When you run a transformation script against a project data set and commit it, Studio modifies the project data set (this is the private copy of the data set), but does not modify the underlying data set as it appears in the Catalog to other Studio users (the public copy of the data set).
As shown in this workflow diagram, you create a project based on a data set and transform the private copy of the data set in your project by committing the transformation script.
As you change the transformation script, you can commit it again as necessary to continue modifying the project data set. The transformations apply to your version of the data set in project (this is the private copy of the data set); they do not affect the public version of this data set in Catalog.

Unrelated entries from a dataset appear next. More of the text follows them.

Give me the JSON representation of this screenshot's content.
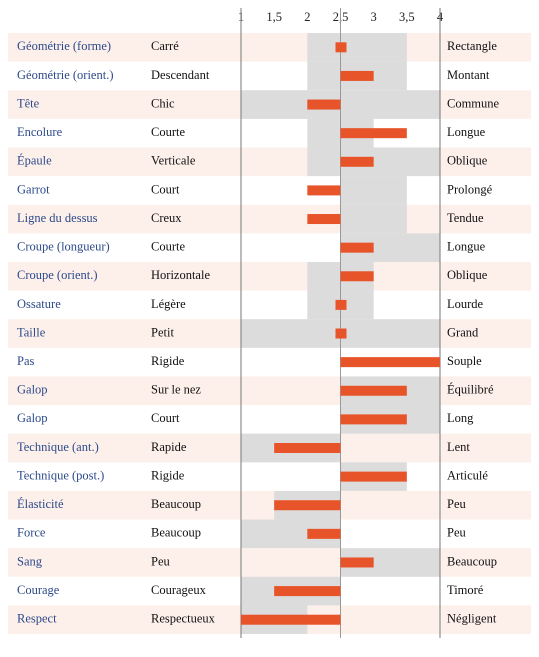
{
  "chart_data": {
    "type": "range-bar",
    "xlim": [
      1,
      4
    ],
    "xticks": [
      1,
      {
        "value": 1.5,
        "label": "1,5"
      },
      2,
      {
        "value": 2.5,
        "label": "2,5"
      },
      3,
      {
        "value": 3.5,
        "label": "3,5"
      },
      4
    ],
    "categories": [
      "Géométrie (forme)",
      "Géométrie (orient.)",
      "Tête",
      "Encolure",
      "Épaule",
      "Garrot",
      "Ligne du dessus",
      "Croupe (longueur)",
      "Croupe (orient.)",
      "Ossature",
      "Taille",
      "Pas",
      "Galop",
      "Galop",
      "Technique (ant.)",
      "Technique (post.)",
      "Élasticité",
      "Force",
      "Sang",
      "Courage",
      "Respect"
    ],
    "left_labels": [
      "Carré",
      "Descendant",
      "Chic",
      "Courte",
      "Verticale",
      "Court",
      "Creux",
      "Courte",
      "Horizontale",
      "Légère",
      "Petit",
      "Rigide",
      "Sur le nez",
      "Court",
      "Rapide",
      "Rigide",
      "Beaucoup",
      "Beaucoup",
      "Peu",
      "Courageux",
      "Respectueux"
    ],
    "right_labels": [
      "Rectangle",
      "Montant",
      "Commune",
      "Longue",
      "Oblique",
      "Prolongé",
      "Tendue",
      "Longue",
      "Oblique",
      "Lourde",
      "Grand",
      "Souple",
      "Équilibré",
      "Long",
      "Lent",
      "Articulé",
      "Peu",
      "Peu",
      "Beaucoup",
      "Timoré",
      "Négligent"
    ],
    "values": [
      2.5,
      3,
      2,
      3.5,
      3,
      2,
      2,
      3,
      3,
      2.5,
      2.5,
      4,
      3.5,
      3.5,
      1.5,
      3.5,
      1.5,
      2,
      3,
      1.5,
      1
    ],
    "ranges": [
      [
        2,
        3.5
      ],
      [
        2,
        3.5
      ],
      [
        1,
        4
      ],
      [
        2,
        3
      ],
      [
        2,
        4
      ],
      [
        2.5,
        3.5
      ],
      [
        2.5,
        3.5
      ],
      [
        2.5,
        4
      ],
      [
        2,
        3
      ],
      [
        2,
        3
      ],
      [
        1,
        4
      ],
      null,
      [
        2.5,
        4
      ],
      [
        2.5,
        4
      ],
      [
        1,
        2.5
      ],
      [
        2.5,
        3.5
      ],
      [
        1.5,
        2.5
      ],
      [
        1,
        2.5
      ],
      [
        2.5,
        4
      ],
      [
        1,
        2.5
      ],
      [
        1,
        2
      ]
    ],
    "color": "#e8542a",
    "range_color": "#dcdcdc",
    "category_color": "#2c4a8a"
  }
}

Interaction of transformations with updates
Here is a summary of how changes you make in Transform interact with updates:You can apply a transformation to the private copy of this data set in your project.
When a reloaded version of this data set appears in the Catalog, the private copy in your project is not automatically updated. Studio prompts you to Accept data updates". If you do, Studio creates a new private copy of the reloaded public data set and your transformations are applied to that private copy.
If you have not transformed this data set in your project, you can update it with DP CLI.
Once you transform the DP CLI-loaded data set in your project, you can update it with newer or additional data using DP CLI if the data set has been already loaded in full or is configured for updates using Configure for Updates.
If the data set has not been loaded in full or configured for updates, and you apply transformations, they are applied to the private version of this data set in your project. This means that to run transformations on data sets which you want to continuously update with DP CLI, the data sets must be loaded in full or configured for updates.